The last month has been a roller coaster for the New Orleans Pelicans. Seven consecutive wins, followed by four straight defeats, and now, after a thrilling 119-118 victory over the Minnesota Timberwolves on Wednesday night, a four-game winning streak.
Zion Williamson was the hero once again, as he put the Pels on his back in the final minutes of the fourth quarter and turned in the highest-scoring game of his career. He finished with 43 points on 14-of-21 from the field, three rebounds and five assists. Fourteen of those points came during the final two minutes and 44 seconds of the game, an outrageous run that may have been the pinnacle of the Williamson experience to this point.
The conclusion to Wednesday night’s game is exactly why Williamson has long been described as must-see TV. Every time the Pelicans play you feel a need to tune in because you don’t want to miss out on these remarkable moments.
As the clock ticked under three minutes, the Pelicans trailed by five and it seemed like their winning streak may be coming to an end. Williamson had other ideas. Over the final 2:44, he outscored the Wolves by himself, 14-8, to complete a stunning comeback. He had every single point and took all but one shot for the Pelicans during that stretch. He had three different game-tying baskets and two go-ahead scores, including the game-winning free throw with four seconds to play.
“I watched a lot of old school players and I tried to figure out their mindsets, and all their mindsets were the same. People remember winners,” Williamson said. “So, whenever that time comes for me to be done with the game of basketball, I want people to say that he was a winner. And CJ looked at me and said, ‘If you wanna be great, this is the time to step up.’ And that was all the motivation I needed.”

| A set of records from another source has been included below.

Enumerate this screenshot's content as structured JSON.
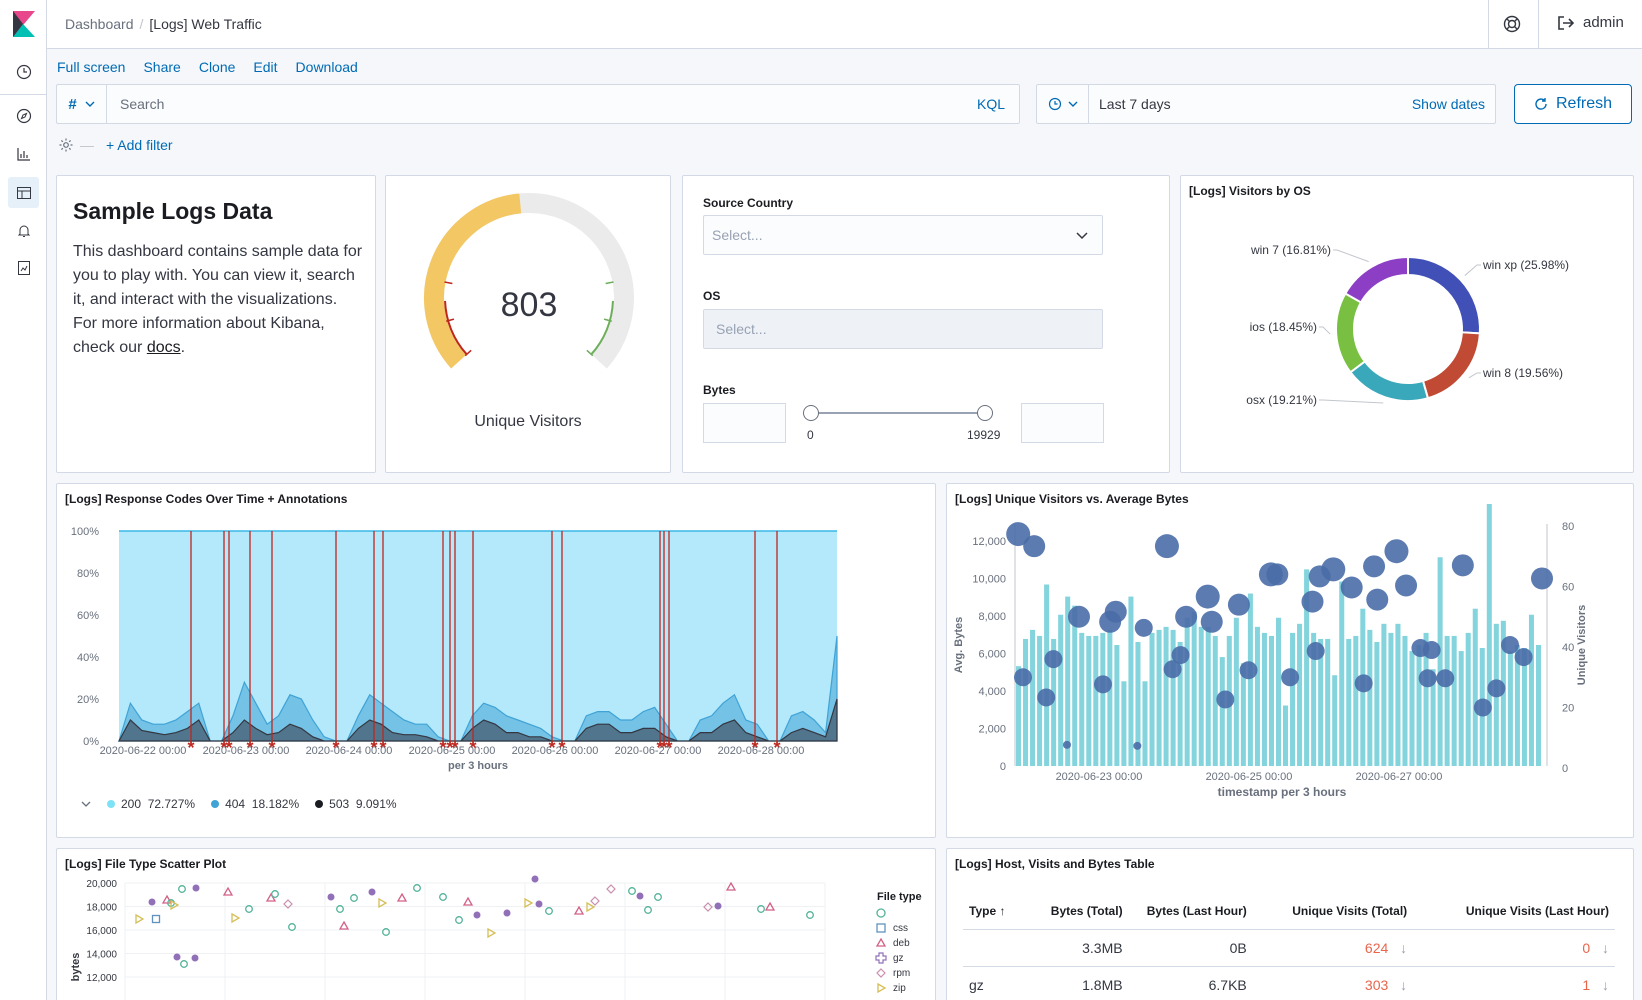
{
  "breadcrumbs": [
    "Dashboard",
    "[Logs] Web Traffic"
  ],
  "user": {
    "name": "admin"
  },
  "toolbar": {
    "links": [
      "Full screen",
      "Share",
      "Clone",
      "Edit",
      "Download"
    ]
  },
  "query": {
    "lang_symbol": "#",
    "placeholder": "Search",
    "lang_label": "KQL"
  },
  "time": {
    "range": "Last 7 days",
    "show_dates": "Show dates",
    "refresh": "Refresh"
  },
  "filters": {
    "add": "+ Add filter"
  },
  "markdown": {
    "title": "Sample Logs Data",
    "text": "This dashboard contains sample data for you to play with. You can view it, search it, and interact with the visualizations. For more information about Kibana, check our ",
    "link": "docs",
    "end": "."
  },
  "gauge": {
    "value": "803",
    "label": "Unique Visitors"
  },
  "controls": {
    "source_country": {
      "label": "Source Country",
      "placeholder": "Select..."
    },
    "os": {
      "label": "OS",
      "placeholder": "Select..."
    },
    "bytes": {
      "label": "Bytes",
      "min": "0",
      "max": "19929"
    }
  },
  "pie": {
    "title": "[Logs] Visitors by OS",
    "slices": [
      {
        "label": "win xp (25.98%)",
        "value": 25.98,
        "color": "#4150b7"
      },
      {
        "label": "win 8 (19.56%)",
        "value": 19.56,
        "color": "#c04a34"
      },
      {
        "label": "osx (19.21%)",
        "value": 19.21,
        "color": "#3aa8bb"
      },
      {
        "label": "ios (18.45%)",
        "value": 18.45,
        "color": "#79bf41"
      },
      {
        "label": "win 7 (16.81%)",
        "value": 16.81,
        "color": "#8c3fc4"
      }
    ]
  },
  "response_chart": {
    "title": "[Logs] Response Codes Over Time + Annotations",
    "ylabels": [
      "100%",
      "80%",
      "60%",
      "40%",
      "20%",
      "0%"
    ],
    "xlabels": [
      "2020-06-22 00:00",
      "2020-06-23 00:00",
      "2020-06-24 00:00",
      "2020-06-25 00:00",
      "2020-06-26 00:00",
      "2020-06-27 00:00",
      "2020-06-28 00:00"
    ],
    "xaxis_title": "per 3 hours",
    "legend": [
      {
        "name": "200",
        "value": "72.727%",
        "color": "#7de2f5"
      },
      {
        "name": "404",
        "value": "18.182%",
        "color": "#3fa3d6"
      },
      {
        "name": "503",
        "value": "9.091%",
        "color": "#1a1c21"
      }
    ]
  },
  "visitors_chart": {
    "title": "[Logs] Unique Visitors vs. Average Bytes",
    "left_ticks": [
      "12,000",
      "10,000",
      "8,000",
      "6,000",
      "4,000",
      "2,000",
      "0"
    ],
    "right_ticks": [
      "80",
      "60",
      "40",
      "20",
      "0"
    ],
    "xlabels": [
      "2020-06-23 00:00",
      "2020-06-25 00:00",
      "2020-06-27 00:00"
    ],
    "xaxis_title": "timestamp per 3 hours",
    "left_title": "Avg. Bytes",
    "right_title": "Unique Visitors"
  },
  "scatter": {
    "title": "[Logs] File Type Scatter Plot",
    "yticks": [
      "20,000",
      "18,000",
      "16,000",
      "14,000",
      "12,000"
    ],
    "ytitle": "bytes",
    "legend_title": "File type",
    "legend": [
      {
        "name": "",
        "color": "#54b399",
        "shape": "circle"
      },
      {
        "name": "css",
        "color": "#6092c0",
        "shape": "square"
      },
      {
        "name": "deb",
        "color": "#d36086",
        "shape": "triangle"
      },
      {
        "name": "gz",
        "color": "#9170b8",
        "shape": "cross"
      },
      {
        "name": "rpm",
        "color": "#ca8eae",
        "shape": "diamond"
      },
      {
        "name": "zip",
        "color": "#d6bf57",
        "shape": "tri-right"
      }
    ]
  },
  "table": {
    "title": "[Logs] Host, Visits and Bytes Table",
    "headers": [
      "Type",
      "Bytes (Total)",
      "Bytes (Last Hour)",
      "Unique Visits (Total)",
      "Unique Visits (Last Hour)"
    ],
    "rows": [
      [
        "",
        "3.3MB",
        "0B",
        "624",
        "0"
      ],
      [
        "gz",
        "1.8MB",
        "6.7KB",
        "303",
        "1"
      ]
    ]
  }
}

It was one of the best individual stretches we’ve seen in years, let alone this season. Everyone in the building knew he was getting the ball every time down the court, and it just didn’t matter. He was too athletic, too skilled and too determined for the Wolves to stop him.
Even Rudy Gobert, whom the Wolves gave up a fortune to acquire specifically for moments like this, had no answer. In one of the most stunning plays of the sequence, Williamson took off from just inside the free-throw line and floated to the rim for a finger roll layup before Gobert could even get off the ground.
“Like, I don’t think I’ve ever seen anything like that,” McCollum said. “I don’t know if we will see somebody with that strength, that power, that speed with the ability to still jump east and west and straight up. He can jump east and west and finish, which is tough and makes it hard for defenses to guard him.”
Finally healthy after missing the end of the 2020-21 season and entire 2021-22 season due to injury, Williamson is fulfilling the promise that made him the No. 1 overall pick in the 2019 NBA Draft. For the season he’s averaging 25.2 points, 7.2 rebounds and 4.7 assists per game, while shooting 60.7 percent from the field. Best of all, he has the Pelicans in first place in the Western Conference at 22-12.